Frequently asked questions

What are HTTP status codes?: HTTP status codes are three-digit numbers that a server sends in response to a client's request. They indicate whether the request was successful, if there was a client error, or if there was a server error. Status codes are grouped into five classes: 1xx (informational), 2xx (success), 3xx (redirection), 4xx (client error), and 5xx (server error).

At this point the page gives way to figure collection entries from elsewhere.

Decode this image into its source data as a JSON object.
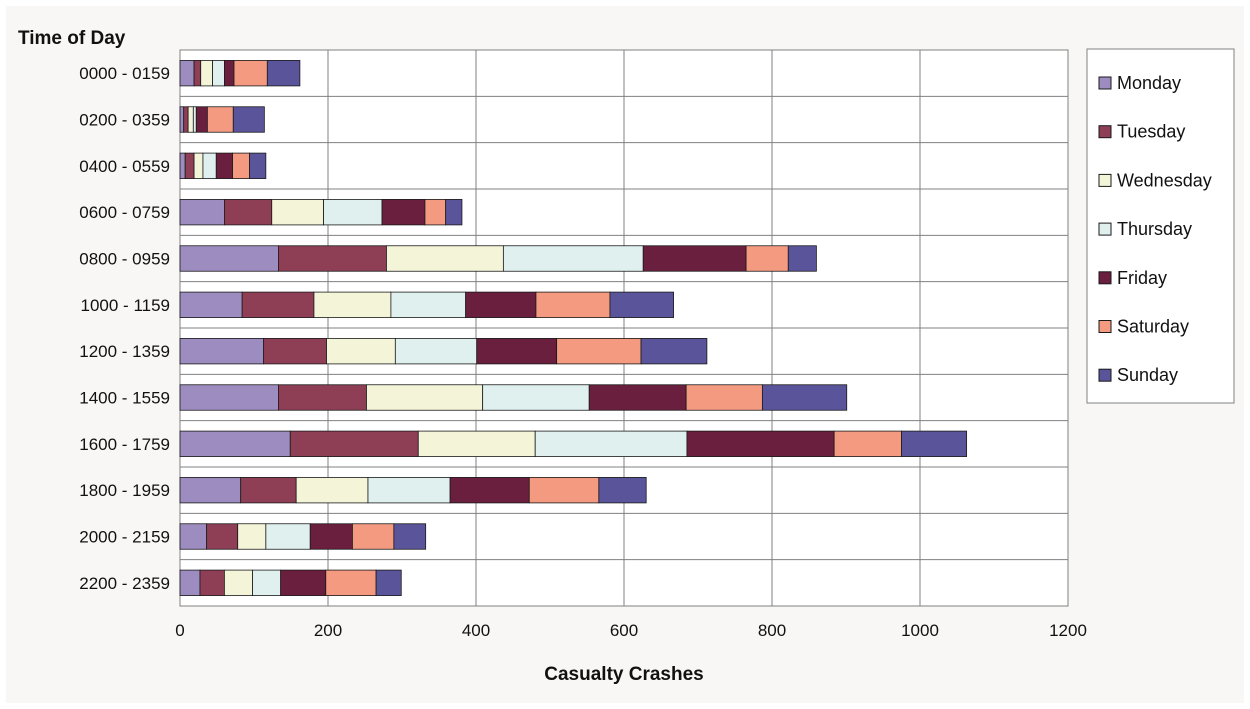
{
  "chart_data": {
    "type": "bar",
    "orientation": "horizontal",
    "stacked": true,
    "ylabel": "Time of Day",
    "xlabel": "Casualty Crashes",
    "xlim": [
      0,
      1200
    ],
    "x_ticks": [
      "0",
      "200",
      "400",
      "600",
      "800",
      "1000",
      "1200"
    ],
    "grid": true,
    "legend_position": "right",
    "categories": [
      "0000 - 0159",
      "0200 - 0359",
      "0400 - 0559",
      "0600 - 0759",
      "0800 - 0959",
      "1000 - 1159",
      "1200 - 1359",
      "1400 - 1559",
      "1600 - 1759",
      "1800 - 1959",
      "2000 - 2159",
      "2200 - 2359"
    ],
    "series": [
      {
        "name": "Monday",
        "color": "#9d8cbf",
        "values": [
          19,
          5,
          7,
          60,
          133,
          84,
          113,
          133,
          149,
          82,
          36,
          27
        ]
      },
      {
        "name": "Tuesday",
        "color": "#8e3e55",
        "values": [
          9,
          6,
          12,
          64,
          146,
          97,
          85,
          119,
          173,
          75,
          42,
          33
        ]
      },
      {
        "name": "Wednesday",
        "color": "#f4f4d9",
        "values": [
          16,
          7,
          12,
          70,
          158,
          104,
          93,
          157,
          158,
          97,
          38,
          38
        ]
      },
      {
        "name": "Thursday",
        "color": "#dff0ef",
        "values": [
          16,
          4,
          18,
          79,
          189,
          101,
          110,
          144,
          205,
          111,
          60,
          38
        ]
      },
      {
        "name": "Friday",
        "color": "#6b1f3e",
        "values": [
          13,
          15,
          22,
          58,
          139,
          95,
          108,
          131,
          199,
          107,
          57,
          61
        ]
      },
      {
        "name": "Saturday",
        "color": "#f39a80",
        "values": [
          45,
          35,
          23,
          28,
          57,
          100,
          114,
          103,
          91,
          94,
          56,
          68
        ]
      },
      {
        "name": "Sunday",
        "color": "#5a549a",
        "values": [
          44,
          42,
          22,
          22,
          38,
          86,
          89,
          114,
          88,
          64,
          43,
          34
        ]
      }
    ]
  }
}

What is the difference between 401 and 403?: 401 Unauthorized means the client must authenticate first — the request lacks valid authentication credentials. 403 Forbidden means the server understands the request but refuses to authorize it — the client is authenticated but does not have permission to access the resource.
When should I use 404 vs 400?: 404 Not Found means the server cannot find the requested resource — it may not exist or the URL may be wrong. 400 Bad Request means the server cannot process the request because it is malformed — for example, missing required fields, invalid data types, or incorrect request format.
What is the difference between 200 and 201?: 200 OK is the standard success response for a request that was processed successfully. 201 Created is returned when a new resource was successfully created — typically in response to a POST request. The 201 response usually includes a Location header pointing to the newly created resource.
When should APIs return 429?: 429 Too Many Requests is returned when a client has sent too many requests in a given time period and is being rate-limited. The response should include a Retry-After header indicating how long the client should wait before retrying.
What is the difference between 500 and 503?: 500 Internal Server Error means the server encountered an unexpected condition that prevented it from fulfilling the request — a generic server-side error. 503 Service Unavailable means the server is temporarily unable to handle the request, usually due to being overloaded or down for maintenance.
Can I use this tool to choose status codes for mock APIs?: Yes. When designing mock API response profiles in MockFlow, this explorer helps you choose the right status code for each scenario — 200 for success, 201 for creation, 400 for bad input, 401 for unauthorized, 403 for forbidden, 404 for not found, 422 for validation errors, 429 for rate limits, and 500 for server errors.